Playing the stock market

Photo credit: www.cookerlypr.com

It's been a rough few weeks and months for those who like to "play" the stock market. With the volatility in China affecting most of the major markets, it's a good time to discuss some of the basic questions that everyday folks might have.

Question 1: When is it time to sell?

This is a question that in my opinion has no right or wrong answer. The answer basically boils down to your strategy as an investor. The stock market works in such a way that gains and losses are not realized until you give the order to sell. This is called "paper profit" or "paper loss". 

Thus, if you can stomach the paper losses and red colored font in your basket of stocks, and you invested in a stock not for speculation but because you think the stock has a fundamentally sound business, then holding on to the stock will make more sense rather than realizing and absorbing the paper loss. 

However, if you bought the stock because of it's potential and the business is grounded on nothing more than pure speculation (think: a company with only mining rights and no active mines), a legitimate bubble might have just been burst and it would be wise to get out as soon as possible.

Question 2: When is it time to buy?

The flip side of question 1. And again it will depend on what type of investor you are. A conservative investor will wait out the lows and buy during an up-swing while more savvy investors might see low points as opportunities to bargain hunt. 

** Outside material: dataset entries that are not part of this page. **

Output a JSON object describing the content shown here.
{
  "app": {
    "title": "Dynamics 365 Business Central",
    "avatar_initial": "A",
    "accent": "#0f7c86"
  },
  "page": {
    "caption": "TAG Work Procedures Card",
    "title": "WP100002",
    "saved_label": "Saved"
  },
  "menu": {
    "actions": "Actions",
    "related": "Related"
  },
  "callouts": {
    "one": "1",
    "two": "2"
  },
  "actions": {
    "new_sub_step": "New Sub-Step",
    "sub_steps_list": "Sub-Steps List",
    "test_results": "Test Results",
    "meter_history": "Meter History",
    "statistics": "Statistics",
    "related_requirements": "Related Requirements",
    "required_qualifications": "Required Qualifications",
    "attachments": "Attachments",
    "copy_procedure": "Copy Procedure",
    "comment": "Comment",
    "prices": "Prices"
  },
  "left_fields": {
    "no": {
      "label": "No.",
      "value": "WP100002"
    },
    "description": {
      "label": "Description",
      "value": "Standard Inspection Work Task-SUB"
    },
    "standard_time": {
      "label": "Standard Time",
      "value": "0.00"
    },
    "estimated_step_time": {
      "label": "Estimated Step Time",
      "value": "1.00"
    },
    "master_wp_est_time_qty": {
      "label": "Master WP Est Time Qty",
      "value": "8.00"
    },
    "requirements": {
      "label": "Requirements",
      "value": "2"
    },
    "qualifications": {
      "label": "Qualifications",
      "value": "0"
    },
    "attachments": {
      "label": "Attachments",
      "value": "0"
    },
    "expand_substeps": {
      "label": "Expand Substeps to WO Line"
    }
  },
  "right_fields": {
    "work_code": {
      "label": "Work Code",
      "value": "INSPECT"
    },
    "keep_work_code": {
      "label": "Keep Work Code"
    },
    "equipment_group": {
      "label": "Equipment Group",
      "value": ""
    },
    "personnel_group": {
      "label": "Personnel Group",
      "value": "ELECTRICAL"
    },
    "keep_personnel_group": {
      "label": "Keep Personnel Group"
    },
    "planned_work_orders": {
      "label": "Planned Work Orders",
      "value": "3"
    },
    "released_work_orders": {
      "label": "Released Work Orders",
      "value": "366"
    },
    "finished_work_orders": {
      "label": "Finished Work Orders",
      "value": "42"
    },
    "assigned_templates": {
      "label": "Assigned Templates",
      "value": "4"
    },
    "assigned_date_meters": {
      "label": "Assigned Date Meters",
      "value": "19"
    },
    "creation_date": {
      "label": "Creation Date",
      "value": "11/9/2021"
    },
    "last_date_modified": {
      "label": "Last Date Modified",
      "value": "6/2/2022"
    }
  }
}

Conventional wisdom dictates that you hold on to cash while in a bear market and sitting on a cash pile has it's advantages, the biggest of which is that you can jump on bargains when they present itself. Of course, it is easier said than done to identify bargains. As I learned from my professors at IE Business School, stock markets rarely behave rationally. The earlier you learn this, the more you are able to hang on to your wits and sanity.

I like to follow in the example of the great Warren Buffett whenever I buy stocks for my own portfolio. Mr Buffett was never afraid to buy companies that he felt were fundamentally sound but undervalued experts. He understood that markets are irrational and he replied on his own valuation and assessment. I may not always move in the same direction as the market, and I am by no means always successful. But I am able to sleep soundly at night, with no regrets and no one to blame bu myself, because I made my own decision based on my own knowledge and analysis.

Conclusion

I hope to be able to share more of my own experiences in the stock market in future posts. I started investing when I started working and I would advise people to give it a try only if they fully understood the risks and opportunities that exist. I will also strongly urge new investors to have a clear strategy before playing the stock market.

The roller coaster picture I shared above is a great representation of how emotionally thrilling playing in the stock market is. And just like a real roller coaster, the risks are real and those with severe heart conditions better not attempt to get on the ride. :)

Disclaimer: I am not a professional investor and only invest my own personal savings. The above are my opinions and I am happy to hear opposing opinions.